Only 9% of jobs, not 47%, are at high risk of automation - martincmartin
http://www.economist.com/news/finance-and-economics/21699930-reasons-be-less-afraid-about-march-machines-im-afraid-i-cant-do
======
rskar
tldr; :"One widely cited paper by Carl Frey and Michael Osborne at Oxford
University found that as many as 47% of Americans work in jobs that will be
highly susceptible to automation over the next two decades. But a new working
paper by Melanie Arntz, Terry Gregory and Ulrich Zierahn of the Centre for
European Economic Research paints a slightly brighter picture. ... But the
newer study finds that three-quarters of those jobs involve some group work or
face-to-face interaction—tasks robot struggle with. Applying a similar
analysis to all jobs, they find that only 9%, not 47%, are at high risk of
automation. ... And finally, even if the 9% figure is closer to the truth,
that still threatens the livelihood of millions. For the poorest quarter of
the population, the proportion of jobs at risk rises to 26%, since more of
them work in the sort of routine jobs most susceptible to automation."

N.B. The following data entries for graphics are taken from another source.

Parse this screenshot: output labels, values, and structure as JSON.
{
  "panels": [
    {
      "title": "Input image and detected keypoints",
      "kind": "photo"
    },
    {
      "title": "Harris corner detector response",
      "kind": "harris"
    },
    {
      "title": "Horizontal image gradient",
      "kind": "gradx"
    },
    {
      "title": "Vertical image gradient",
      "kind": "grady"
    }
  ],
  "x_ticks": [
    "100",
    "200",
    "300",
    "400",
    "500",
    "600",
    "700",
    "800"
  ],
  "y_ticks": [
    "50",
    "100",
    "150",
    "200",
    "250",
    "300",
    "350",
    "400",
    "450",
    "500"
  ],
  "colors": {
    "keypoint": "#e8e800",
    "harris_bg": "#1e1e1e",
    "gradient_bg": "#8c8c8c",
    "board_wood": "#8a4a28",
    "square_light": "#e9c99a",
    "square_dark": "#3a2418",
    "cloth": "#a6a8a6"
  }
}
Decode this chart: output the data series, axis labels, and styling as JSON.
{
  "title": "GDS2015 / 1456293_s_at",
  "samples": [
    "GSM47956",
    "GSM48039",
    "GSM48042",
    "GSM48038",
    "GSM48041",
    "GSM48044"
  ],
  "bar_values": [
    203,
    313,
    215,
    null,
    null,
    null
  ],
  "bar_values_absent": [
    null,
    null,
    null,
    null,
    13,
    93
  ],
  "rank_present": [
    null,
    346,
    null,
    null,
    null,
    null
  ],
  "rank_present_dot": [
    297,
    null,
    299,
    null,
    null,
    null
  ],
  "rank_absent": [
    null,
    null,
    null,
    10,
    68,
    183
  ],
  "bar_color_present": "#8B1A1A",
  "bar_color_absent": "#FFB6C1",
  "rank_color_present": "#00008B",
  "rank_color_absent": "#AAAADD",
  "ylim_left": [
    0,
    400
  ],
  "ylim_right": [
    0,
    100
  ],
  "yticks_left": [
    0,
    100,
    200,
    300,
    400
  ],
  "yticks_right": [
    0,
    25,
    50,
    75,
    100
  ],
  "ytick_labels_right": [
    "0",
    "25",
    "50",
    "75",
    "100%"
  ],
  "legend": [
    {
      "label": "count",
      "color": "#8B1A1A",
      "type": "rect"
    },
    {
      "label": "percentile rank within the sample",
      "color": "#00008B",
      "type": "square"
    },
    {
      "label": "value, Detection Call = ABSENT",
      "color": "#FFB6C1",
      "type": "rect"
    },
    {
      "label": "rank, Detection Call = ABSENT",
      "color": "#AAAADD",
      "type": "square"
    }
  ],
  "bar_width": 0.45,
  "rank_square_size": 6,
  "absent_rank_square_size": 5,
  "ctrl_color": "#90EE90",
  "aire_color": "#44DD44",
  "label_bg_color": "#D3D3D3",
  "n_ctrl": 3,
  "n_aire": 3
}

(Not sure, but I think this is) Their paper:
[https://www.advisorsandpartners.co.uk/wp-
content/uploads/201...](https://www.advisorsandpartners.co.uk/wp-
content/uploads/2016/03/The-Risk-of-Automation-for-Jobs-in-OECD-
Countries.pdf). Page 20 suggests that unless your "Income Percentile" is much
above 50%, then you're among the (more-or-less) 20% of jobs lost to
automation. Get above 75%, then you're sitting pretty.